The case is made that those with PTSD report poorer health status, have a greater number of reported health problems, suffer increased mortality and morbidity, are more likely to engage in high-risk behaviors and make greater use of health care resources than those without PTSD.

However, this book challenges trauma professionals to move beyond epidemiology. The editors make a strong effort to expand our understanding of the complexity and strength of the relationship between trauma and health. They leave the reader with many suggestions on how to integrate these findings clinically and in future research. With this breakthrough work, they also alert us to the many challenges and dilemmas we face when attempting to implement a biopsychosocial approach.

In an introductory chapter, the editors create the context by establishing the direct (biological) and indirect (psychological and behavioral) effects of trauma on health. The first major section focuses on physical health outcomes in traumatized patients, and three subsequent sections specifically examine psychological mechanisms, biological mechanisms and attentional/behavioral mechanisms linking trauma and health.

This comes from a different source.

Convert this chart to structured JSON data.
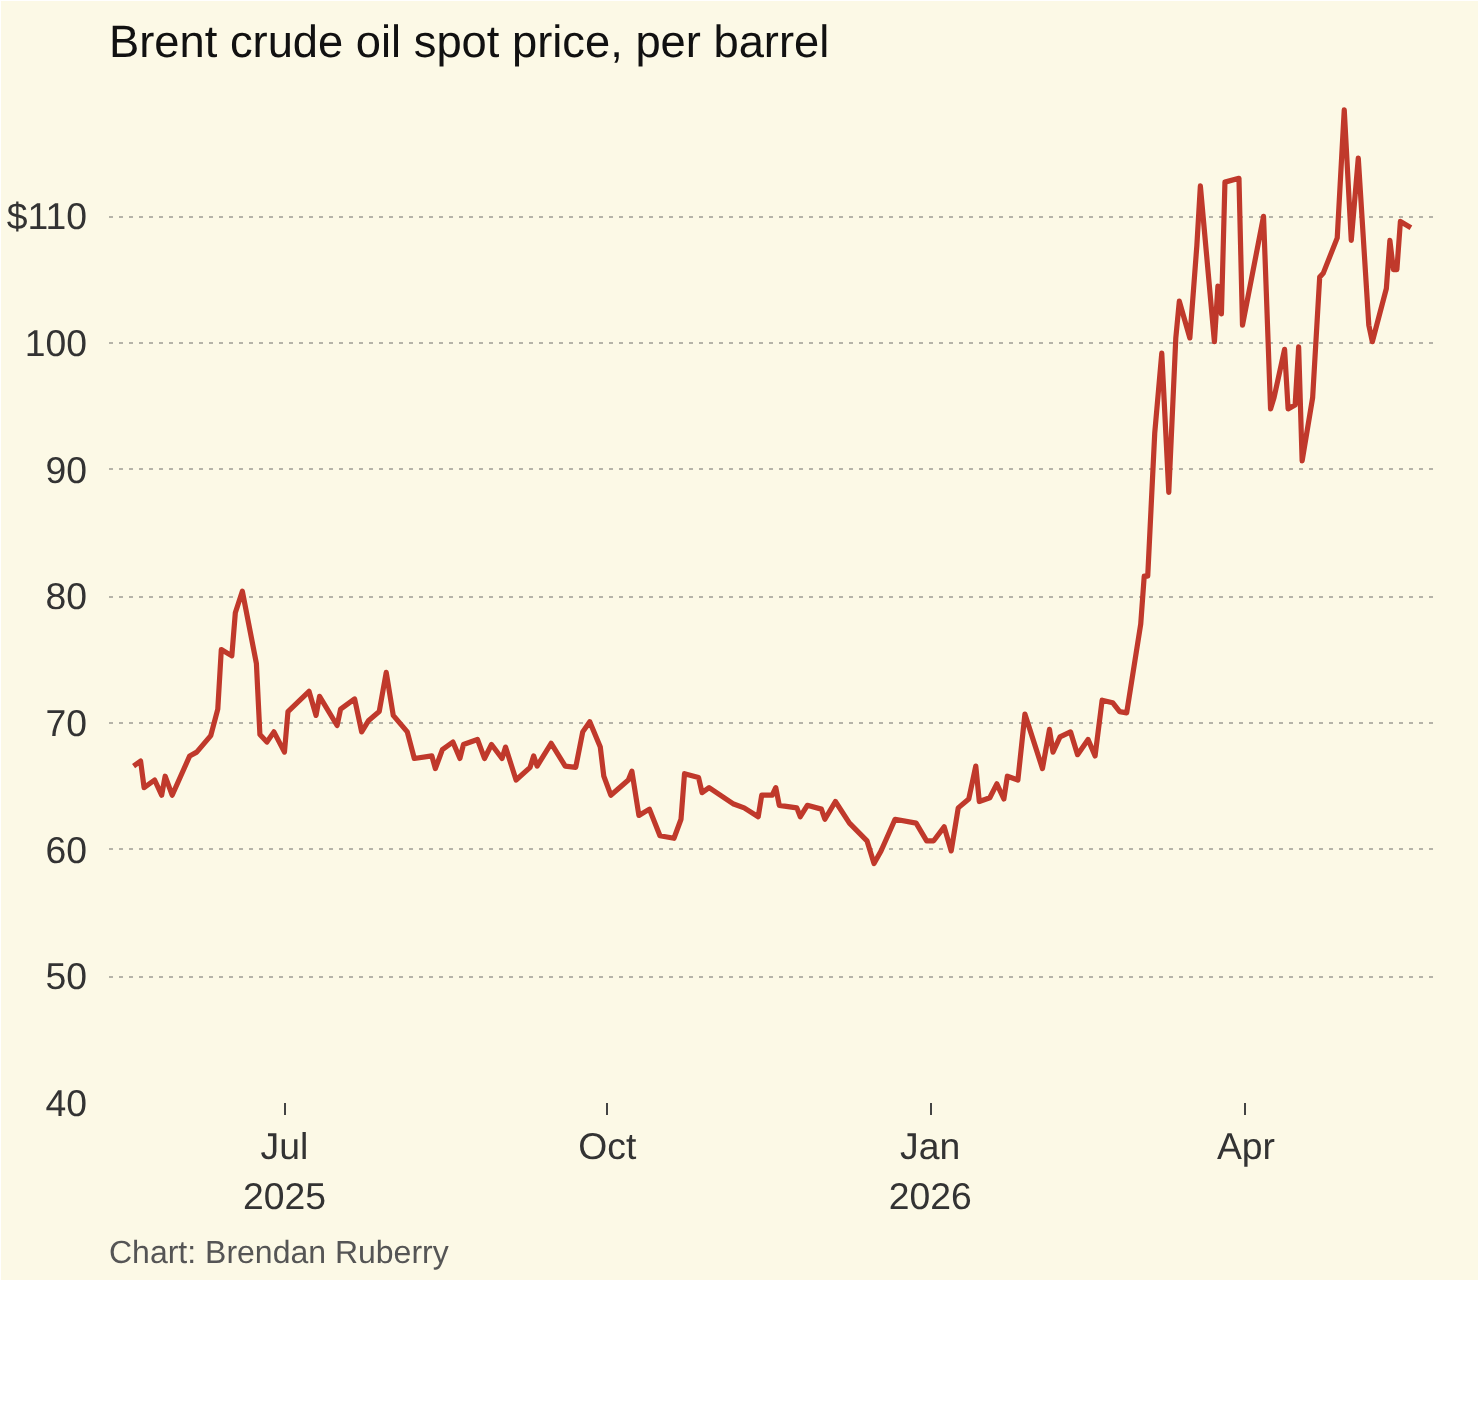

Within these sections are chapters that address anticipated and unexpected topics. Most clinicians and researchers likely have not attended to the costs and utilization of health care services associated with trauma, yet this enlightening chapter provides a needed perspective. The frequency of risk behavior activity and subsequent complications among trauma patients raises the alert for readers. The thorough discussion of the biologic and psychological mechanisms of allostatic load goes to the heart of our understanding of trauma. A reframing of somatoform syndromes into the concept of Multiple Ideopathic Physical Symptoms (MIPS) encourages the proverbial paradigm shift about this vexing problem. These and other chapters help to broaden the reader’s appreciation of the complex interaction between trauma and health.

As thorough as Trauma and Health is, there is one area that could benefit from a more in-depth review—the impact of trauma on children’s health. Within some chapters, research on children and trauma is reviewed, but the development of the integrative model could be strengthened if direct and indirect effects of trauma on children’s health were identified. Health and illness beliefs and behaviors are established early in life, and biological concomitants among traumatized children need to be identified.

The editors have devoted vital discussion to the logical endpoint where the trauma-health relationship is experienced and enacted—the primary care medical setting. Their consideration of the challenges is realistic, and they are clear about the daunting tasks awaiting those who wish to pursue a collaborative approach in the primary care setting. They offer reasonable suggestions for screening for PTSD in primary care settings and address the need to develop innovative training models for primary care physicians.

There is a clear need to direct research and collaborative clinical efforts at the physician’s office. The authors encourage us to move there, literally and figuratively, because most trauma victims are more likely to (repeatedly) see their physicians than contact a mental health professional. And they do so with a mutual lack of awareness. The primary care physician, burdened by time and inadequate training, doesn’t recognize the health effects of trauma; the patient doesn’t make the connection either.

As the editors note, this book is in the tradition of Selye’s work on the relationship between stress and health. They have extended that work to the trauma and PTSD arena. They show that trauma serves as a mediator between trauma and health and that the research to support this is in a formative stage. This work will give clinicians and researchers valuable evidence to further overcome dichotomous thinking about mind and body and will reinforce the necessity of a collaborative and integrated treatment philosophy.